I can now look back and wonder, "did God put me and the kids through all this just to give an object lesson to those around us?" Was it a choice? or a calling?

And, maybe it aint over with yet. Life goes on, manure occurs, and out of it new things grow and flourish.

Paul
 
when i was faced with the decision of accepting my wife's girlfriend into the family,

Paul,I say this in all Christian love, and don't mean in any way to criticize a choice you made that I am completely outside the dynamics of. That said, it's my strong belief that a marriage between two Christian people should be very healthy before entering into a plural marriage. It seems to me that if your first wife was choosing to experiment with a lesbian (or bi-) lifestyle, she was already having trouble with her walk of faith and her marriage. Just MHO but sadly your case may serve to remind others that our marriages MM or PM need to be strong in the Lord.
 
It seems to me that if your first wife was choosing to experiment with a lesbian (or bi-) lifestyle, she was already having trouble with her walk of faith and her marriage. Just MHO but sadly your case may serve to remind others that our marriages MM or PM need to be strong in the Lord.

Yes, the ideal would be for each spouse involved to have a strong faith and a good comprehension of scripture. In our case, my first wife never did have her own appetite for searching out spiritual things. For 29 years, she just relied on me to establish our family doctrinal understandings.

Now, the ladies who have chosen to be my wives have their own desire to search out truth. My original wife and her lesbian girlfriend are reaping the consequences of their actions. I have custody of the minor children and all assets of the marriage. Over half her income is being garnished for child support. She is missing out on watching her children and grandchildren as they grow and mature since she lives 1300 miles away now.

paul
 
Paul,
I am very sorry for the heartache and pain that you have experienced.
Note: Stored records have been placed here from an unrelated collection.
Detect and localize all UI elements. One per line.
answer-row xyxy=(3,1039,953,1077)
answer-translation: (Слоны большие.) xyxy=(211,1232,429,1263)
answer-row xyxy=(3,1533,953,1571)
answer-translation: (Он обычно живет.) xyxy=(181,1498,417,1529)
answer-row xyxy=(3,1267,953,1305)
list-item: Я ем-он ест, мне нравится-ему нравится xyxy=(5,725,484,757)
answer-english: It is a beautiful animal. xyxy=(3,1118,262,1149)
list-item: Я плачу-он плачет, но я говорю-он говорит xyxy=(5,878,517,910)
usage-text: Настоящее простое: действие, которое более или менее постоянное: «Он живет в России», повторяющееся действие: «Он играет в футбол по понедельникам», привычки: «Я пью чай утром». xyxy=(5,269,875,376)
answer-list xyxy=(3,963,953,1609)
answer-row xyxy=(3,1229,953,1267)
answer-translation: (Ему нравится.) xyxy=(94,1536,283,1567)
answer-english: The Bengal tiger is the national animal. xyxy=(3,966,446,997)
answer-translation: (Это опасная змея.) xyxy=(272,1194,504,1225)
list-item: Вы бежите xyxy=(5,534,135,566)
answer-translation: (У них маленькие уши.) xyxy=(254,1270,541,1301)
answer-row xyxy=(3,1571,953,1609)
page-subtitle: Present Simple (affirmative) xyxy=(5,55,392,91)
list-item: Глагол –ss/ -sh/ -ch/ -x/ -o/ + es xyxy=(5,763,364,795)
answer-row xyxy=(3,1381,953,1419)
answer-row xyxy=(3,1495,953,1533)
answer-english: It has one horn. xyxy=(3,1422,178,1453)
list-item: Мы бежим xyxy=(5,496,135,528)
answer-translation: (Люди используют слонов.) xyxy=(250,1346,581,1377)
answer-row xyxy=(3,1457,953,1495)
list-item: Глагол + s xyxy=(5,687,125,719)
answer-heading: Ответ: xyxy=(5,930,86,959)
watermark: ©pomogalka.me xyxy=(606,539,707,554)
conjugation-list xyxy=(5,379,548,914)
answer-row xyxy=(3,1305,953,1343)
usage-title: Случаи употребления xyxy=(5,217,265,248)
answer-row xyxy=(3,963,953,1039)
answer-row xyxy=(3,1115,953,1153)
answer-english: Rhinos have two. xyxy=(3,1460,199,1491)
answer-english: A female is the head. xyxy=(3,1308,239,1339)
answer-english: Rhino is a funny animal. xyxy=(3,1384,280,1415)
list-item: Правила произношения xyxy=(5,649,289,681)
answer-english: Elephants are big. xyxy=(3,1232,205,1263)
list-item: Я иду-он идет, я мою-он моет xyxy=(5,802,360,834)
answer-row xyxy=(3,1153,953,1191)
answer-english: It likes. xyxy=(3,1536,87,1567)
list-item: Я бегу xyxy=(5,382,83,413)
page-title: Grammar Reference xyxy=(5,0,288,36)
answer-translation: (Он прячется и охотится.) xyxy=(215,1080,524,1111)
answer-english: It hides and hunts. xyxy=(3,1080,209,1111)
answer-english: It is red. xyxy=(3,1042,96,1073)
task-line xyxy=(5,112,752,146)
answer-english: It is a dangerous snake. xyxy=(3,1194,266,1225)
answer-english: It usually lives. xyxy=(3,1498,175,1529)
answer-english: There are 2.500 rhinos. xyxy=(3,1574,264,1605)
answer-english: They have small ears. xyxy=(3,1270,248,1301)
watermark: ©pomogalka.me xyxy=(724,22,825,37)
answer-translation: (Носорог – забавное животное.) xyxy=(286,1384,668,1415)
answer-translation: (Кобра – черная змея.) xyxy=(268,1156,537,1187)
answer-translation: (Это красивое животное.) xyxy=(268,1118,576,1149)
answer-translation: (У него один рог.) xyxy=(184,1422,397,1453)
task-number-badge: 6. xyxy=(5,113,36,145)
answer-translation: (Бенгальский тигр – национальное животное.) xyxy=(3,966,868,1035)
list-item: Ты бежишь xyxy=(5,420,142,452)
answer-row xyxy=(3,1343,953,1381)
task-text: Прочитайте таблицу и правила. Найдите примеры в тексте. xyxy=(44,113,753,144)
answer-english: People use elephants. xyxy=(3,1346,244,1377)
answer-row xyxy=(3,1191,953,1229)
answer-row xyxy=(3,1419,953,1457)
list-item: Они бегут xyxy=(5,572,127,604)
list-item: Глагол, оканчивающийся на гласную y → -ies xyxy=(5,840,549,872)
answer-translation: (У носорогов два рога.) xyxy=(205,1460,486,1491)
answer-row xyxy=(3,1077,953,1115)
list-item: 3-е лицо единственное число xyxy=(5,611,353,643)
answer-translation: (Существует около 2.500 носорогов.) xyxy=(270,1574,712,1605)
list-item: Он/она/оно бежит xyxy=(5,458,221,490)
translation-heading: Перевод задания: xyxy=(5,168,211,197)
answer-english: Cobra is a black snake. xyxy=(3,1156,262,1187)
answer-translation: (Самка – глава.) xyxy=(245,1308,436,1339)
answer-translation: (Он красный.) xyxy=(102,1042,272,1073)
It seems we never progress very far in our growth in Christ before we encounter His tool of brokeness. It works and though it is painful, we are better off because of it. To relate to your original question, regarding choice or calling, let me respond by saying that it may well be both. We are all given the liberty of choice as to whether we will marry, mono or poly. However, there are cases in the Word where God specifically instructs men to marry again. I think Hosea and Gomer are a good example (I am plagued by the face Gomer Pyle when I read this) :? . There is no reason to assume that Gomer was Hosea's first and only wife. He was instructed to take her for his wife and to allow that marriage to be a message to the nation. Choice is a normal option for us, but God reserves the right to call people to a specific purpose, at His will.